Londra'daki St Bartholomew Hastanesi'nde doktor olan Samuel West, uranyum kullanarak yaptığı klinik deneylerin sonuçlarını 1895 ve 1896'da British Medical Journal'da yayınlayarak diyabet için uranyum tedavisi potansiyeline destek verdi. West sekiz hastaya yemeklerden sonra içmeleri için suda çözünmüş uranyum tuzlarından oluşan bir tedavi programı uygulamıştır. Hastaları sadece bir ya da iki tane tuzla başlatmış ve daha sonra günde iki ya da üç kez yirmi taneye kadar tüketene kadar yavaş yavaş artırmıştır. Glikozürinin -idrarda glikoz- hemen hemen hiç görülmemesi ve hastaların çoğunun semptomlarında iyileşme görülmesi gibi dramatik etkiler rapor edilmiştir. Bununla birlikte, denemede West'in gastrointestinal problemlerini belgeleyen bazı hastalar vardı ve tedavi herkes için kesildiğinde, hastalığın etkileri hemen geri döndü.

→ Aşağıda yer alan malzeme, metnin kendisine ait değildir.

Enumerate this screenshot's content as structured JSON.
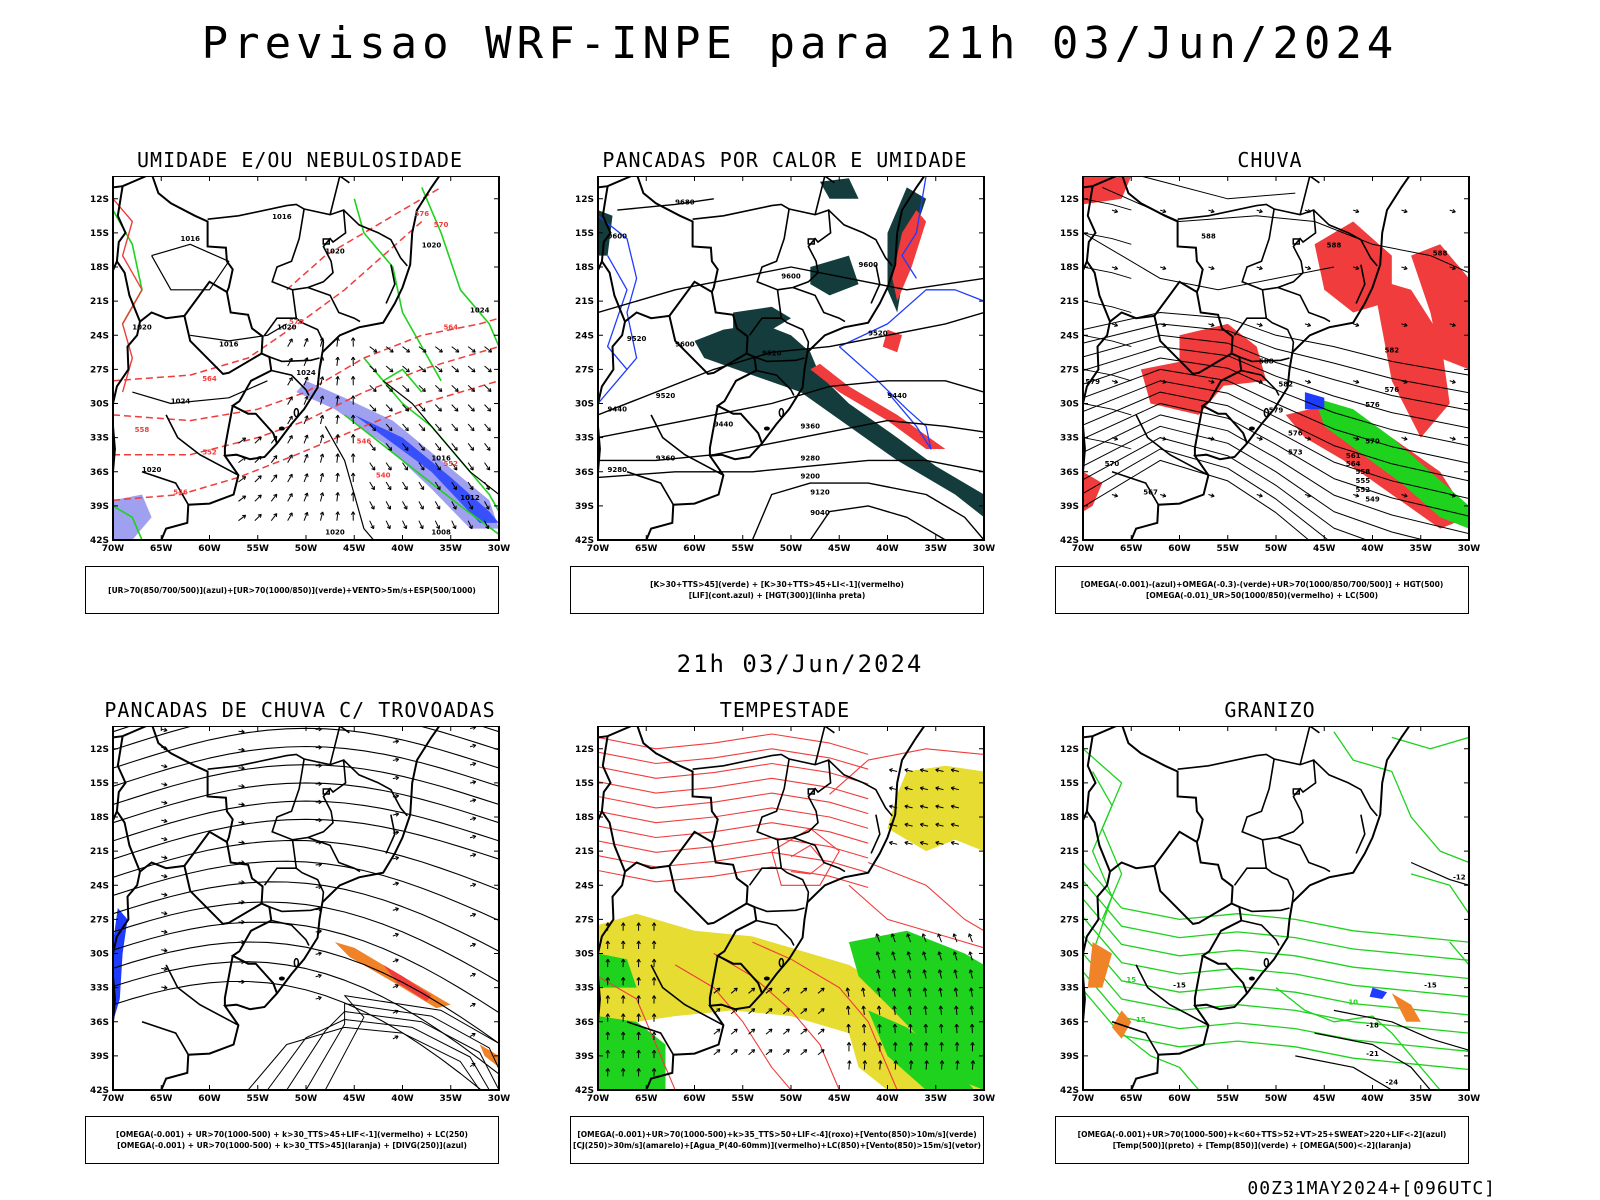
{
  "page": {
    "title": "Previsao WRF-INPE  para 21h 03/Jun/2024",
    "mid_title": "21h 03/Jun/2024",
    "footer": "00Z31MAY2024+[096UTC]"
  },
  "axis": {
    "lat_ticks": [
      "12S",
      "15S",
      "18S",
      "21S",
      "24S",
      "27S",
      "30S",
      "33S",
      "36S",
      "39S",
      "42S"
    ],
    "lon_ticks": [
      "70W",
      "65W",
      "60W",
      "55W",
      "50W",
      "45W",
      "40W",
      "35W",
      "30W"
    ]
  },
  "colors": {
    "red": "#f03c3c",
    "green": "#1ed21e",
    "blue": "#1e3cff",
    "lavender": "#a0a0f0",
    "darkgreen": "#143c3c",
    "yellow": "#e6dc32",
    "orange": "#f08228"
  },
  "panels": [
    {
      "title": "UMIDADE E/OU NEBULOSIDADE",
      "legend": [
        "[UR>70(850/700/500)](azul)+[UR>70(1000/850)](verde)+VENTO>5m/s+ESP(500/1000)"
      ],
      "labels": [
        {
          "text": "1016",
          "lon": -52.5,
          "lat": -13.8,
          "color": "black"
        },
        {
          "text": "1016",
          "lon": -62,
          "lat": -15.7,
          "color": "black"
        },
        {
          "text": "1020",
          "lon": -47,
          "lat": -16.8,
          "color": "black"
        },
        {
          "text": "1020",
          "lon": -37,
          "lat": -16.3,
          "color": "black"
        },
        {
          "text": "1020",
          "lon": -52,
          "lat": -23.5,
          "color": "black"
        },
        {
          "text": "1016",
          "lon": -58,
          "lat": -25,
          "color": "black"
        },
        {
          "text": "1024",
          "lon": -32,
          "lat": -22,
          "color": "black"
        },
        {
          "text": "1024",
          "lon": -50,
          "lat": -27.5,
          "color": "black"
        },
        {
          "text": "1024",
          "lon": -63,
          "lat": -30,
          "color": "black"
        },
        {
          "text": "1020",
          "lon": -67,
          "lat": -23.5,
          "color": "black"
        },
        {
          "text": "1020",
          "lon": -66,
          "lat": -36,
          "color": "black"
        },
        {
          "text": "1016",
          "lon": -36,
          "lat": -35,
          "color": "black"
        },
        {
          "text": "1012",
          "lon": -33,
          "lat": -38.5,
          "color": "black"
        },
        {
          "text": "1020",
          "lon": -47,
          "lat": -41.5,
          "color": "black"
        },
        {
          "text": "1008",
          "lon": -36,
          "lat": -41.5,
          "color": "black"
        },
        {
          "text": "576",
          "lon": -38,
          "lat": -13.5,
          "color": "red"
        },
        {
          "text": "570",
          "lon": -36,
          "lat": -14.5,
          "color": "red"
        },
        {
          "text": "570",
          "lon": -51,
          "lat": -23,
          "color": "red"
        },
        {
          "text": "564",
          "lon": -60,
          "lat": -28,
          "color": "red"
        },
        {
          "text": "564",
          "lon": -35,
          "lat": -23.5,
          "color": "red"
        },
        {
          "text": "558",
          "lon": -67,
          "lat": -32.5,
          "color": "red"
        },
        {
          "text": "552",
          "lon": -60,
          "lat": -34.5,
          "color": "red"
        },
        {
          "text": "546",
          "lon": -63,
          "lat": -38,
          "color": "red"
        },
        {
          "text": "546",
          "lon": -44,
          "lat": -33.5,
          "color": "red"
        },
        {
          "text": "540",
          "lon": -42,
          "lat": -36.5,
          "color": "red"
        },
        {
          "text": "552",
          "lon": -35,
          "lat": -35.5,
          "color": "red"
        }
      ]
    },
    {
      "title": "PANCADAS POR CALOR E UMIDADE",
      "legend": [
        "[K>30+TTS>45](verde) + [K>30+TTS>45+LI<-1](vermelho)",
        "[LIF](cont.azul) + [HGT(300)](linha preta)"
      ],
      "labels": [
        {
          "text": "9680",
          "lon": -61,
          "lat": -12.5,
          "color": "black"
        },
        {
          "text": "9600",
          "lon": -68,
          "lat": -15.5,
          "color": "black"
        },
        {
          "text": "9600",
          "lon": -50,
          "lat": -19,
          "color": "black"
        },
        {
          "text": "9600",
          "lon": -42,
          "lat": -18,
          "color": "black"
        },
        {
          "text": "9520",
          "lon": -66,
          "lat": -24.5,
          "color": "black"
        },
        {
          "text": "9600",
          "lon": -61,
          "lat": -25,
          "color": "black"
        },
        {
          "text": "9520",
          "lon": -52,
          "lat": -25.8,
          "color": "black"
        },
        {
          "text": "9520",
          "lon": -41,
          "lat": -24,
          "color": "black"
        },
        {
          "text": "9520",
          "lon": -63,
          "lat": -29.5,
          "color": "black"
        },
        {
          "text": "9440",
          "lon": -68,
          "lat": -30.7,
          "color": "black"
        },
        {
          "text": "9440",
          "lon": -57,
          "lat": -32,
          "color": "black"
        },
        {
          "text": "9440",
          "lon": -39,
          "lat": -29.5,
          "color": "black"
        },
        {
          "text": "9360",
          "lon": -48,
          "lat": -32.2,
          "color": "black"
        },
        {
          "text": "9360",
          "lon": -63,
          "lat": -35,
          "color": "black"
        },
        {
          "text": "9280",
          "lon": -68,
          "lat": -36,
          "color": "black"
        },
        {
          "text": "9280",
          "lon": -48,
          "lat": -35,
          "color": "black"
        },
        {
          "text": "9200",
          "lon": -48,
          "lat": -36.6,
          "color": "black"
        },
        {
          "text": "9120",
          "lon": -47,
          "lat": -38,
          "color": "black"
        },
        {
          "text": "9040",
          "lon": -47,
          "lat": -39.8,
          "color": "black"
        }
      ]
    },
    {
      "title": "CHUVA",
      "legend": [
        "[OMEGA(-0.001)-(azul)+OMEGA(-0.3)-(verde)+UR>70(1000/850/700/500)] + HGT(500)",
        "[OMEGA(-0.01)_UR>50(1000/850)(vermelho) + LC(500)"
      ],
      "labels": [
        {
          "text": "588",
          "lon": -57,
          "lat": -15.5,
          "color": "black"
        },
        {
          "text": "588",
          "lon": -44,
          "lat": -16.3,
          "color": "black"
        },
        {
          "text": "588",
          "lon": -33,
          "lat": -17,
          "color": "black"
        },
        {
          "text": "588",
          "lon": -51,
          "lat": -26.5,
          "color": "black"
        },
        {
          "text": "582",
          "lon": -49,
          "lat": -28.5,
          "color": "black"
        },
        {
          "text": "582",
          "lon": -38,
          "lat": -25.5,
          "color": "black"
        },
        {
          "text": "579",
          "lon": -69,
          "lat": -28.3,
          "color": "black"
        },
        {
          "text": "579",
          "lon": -50,
          "lat": -30.8,
          "color": "black"
        },
        {
          "text": "576",
          "lon": -38,
          "lat": -29,
          "color": "black"
        },
        {
          "text": "576",
          "lon": -48,
          "lat": -32.8,
          "color": "black"
        },
        {
          "text": "576",
          "lon": -40,
          "lat": -30.3,
          "color": "black"
        },
        {
          "text": "573",
          "lon": -48,
          "lat": -34.5,
          "color": "black"
        },
        {
          "text": "570",
          "lon": -40,
          "lat": -33.5,
          "color": "black"
        },
        {
          "text": "570",
          "lon": -67,
          "lat": -35.5,
          "color": "black"
        },
        {
          "text": "567",
          "lon": -63,
          "lat": -38,
          "color": "black"
        },
        {
          "text": "564",
          "lon": -42,
          "lat": -35.5,
          "color": "black"
        },
        {
          "text": "561",
          "lon": -42,
          "lat": -34.8,
          "color": "black"
        },
        {
          "text": "558",
          "lon": -41,
          "lat": -36.2,
          "color": "black"
        },
        {
          "text": "555",
          "lon": -41,
          "lat": -37,
          "color": "black"
        },
        {
          "text": "552",
          "lon": -41,
          "lat": -37.8,
          "color": "black"
        },
        {
          "text": "549",
          "lon": -40,
          "lat": -38.6,
          "color": "black"
        }
      ]
    },
    {
      "title": "PANCADAS DE CHUVA C/ TROVOADAS",
      "legend": [
        "[OMEGA(-0.001) + UR>70(1000-500) + k>30_TTS>45+LIF<-1](vermelho) + LC(250)",
        "[OMEGA(-0.001) + UR>70(1000-500) + k>30_TTS>45](laranja) + [DIVG(250)](azul)"
      ],
      "labels": []
    },
    {
      "title": "TEMPESTADE",
      "legend": [
        "[OMEGA(-0.001)+UR>70(1000-500)+k>35_TTS>50+LIF<-4](roxo)+[Vento(850)>10m/s](verde)",
        "[CJ(250)>30m/s](amarelo)+[Agua_P(40-60mm)](vermelho)+LC(850)+[Vento(850)>15m/s](vetor)"
      ],
      "labels": []
    },
    {
      "title": "GRANIZO",
      "legend": [
        "[OMEGA(-0.001)+UR>70(1000-500)+k<60+TTS>52+VT>25+SWEAT>220+LIF<-2](azul)",
        "[Temp(500)](preto) + [Temp(850)](verde) + [OMEGA(500)<-2](laranja)"
      ],
      "labels": [
        {
          "text": "-12",
          "lon": -31,
          "lat": -23.5,
          "color": "black"
        },
        {
          "text": "-15",
          "lon": -60,
          "lat": -33,
          "color": "black"
        },
        {
          "text": "-15",
          "lon": -34,
          "lat": -33,
          "color": "black"
        },
        {
          "text": "-18",
          "lon": -40,
          "lat": -36.5,
          "color": "black"
        },
        {
          "text": "-21",
          "lon": -40,
          "lat": -39,
          "color": "black"
        },
        {
          "text": "-24",
          "lon": -38,
          "lat": -41.5,
          "color": "black"
        },
        {
          "text": "15",
          "lon": -65,
          "lat": -32.5,
          "color": "green"
        },
        {
          "text": "15",
          "lon": -64,
          "lat": -36,
          "color": "green"
        },
        {
          "text": "10",
          "lon": -42,
          "lat": -34.5,
          "color": "green"
        }
      ]
    }
  ]
}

Bu testlerin sonuçları kesin olmasa da, uranyum tedavileri tıpta ve çok çeşitli rahatsızlıklar için kullanılmaya devam etti. Buffalo'lu bir Dr. Cook'a göre uranyum idrar kaçırma tedavisinde harikaydı. Adı açıklanmayan bir doktor, 1880 yılında bir mide ülserini tedavi etmek için kullandığını iddia etti. Biri kanama kontrolündeki başarısını, diğeri ise tüketim hastalarının tedavisindeki başarısını rapor etmiştir. Chemist and Druggist adlı eczacılık dergisinde, 'kafayı üşütmenin en son tedavisi' olan, bir tane uranyum asetat ve kahve içeren bir enfiye, bir tür dumansız tütün tarifi yer alıyordu.
Daha geleneksel bir ilaç şekli, uranyum nitrat tabloidleri şeklinde ilaç şirketi Burroughs ve Wellcome tarafından üretildi. Ya da Oppenheimer, Sons & Co of London, iki buçuk gr uranyum nitrat içeren palatinoidler satıyordu. Bu palatinoidler, 'yakın zamanda Dr. S. West tarafından diyabet tedavisinde tavsiye edilen' uranyumun faydalarını, onun tedavisinin 'iğrenç tadı' olmadan bir araya getirerek pazarlanıyordu. Tabletler bütün olarak yutulabilir ya da bir mendilin içinde ezilerek solunabilirdi.
Eğer tüm bunların oldukça tuhaf olduğunu düşünüyorsanız, o zaman ilaçlı şarabın büyüleyici dünyasına adım atın ve Vin Urané Pesqui'yi keşfedin! Bu uranyum şarabının 24 sıvı onsluk her bir şişesi, Vin Urané Pesqui tarafından yazılan Diyabet ve Tedavisi adlı bir kitapla birlikte geliyordu.
Kitapta bu içecek, susuzluğu anında gideren, gücü geri kazandıran ve vücut fonksiyonlarını iyileştiren güçlü bir iksir olarak tanımlanıyordu. Nefes alma zorlukları, yorgunluk ve halsizliğin de hafifletildiği söyleniyordu. Hatta Vin Urané Pesqui içen hastaların görünümlerinde ve mizaçlarında önemli bir iyileşme yaşadıkları iddia ediliyordu.
Etikette belirtilen dozaj şu şekilde öneriliyordu: “Yemeklerden 5 dakika önce veya hemen sonra ve gece yatmadan önce, suyla birlikte veya susuz, günde üç küçük şeri bardağı.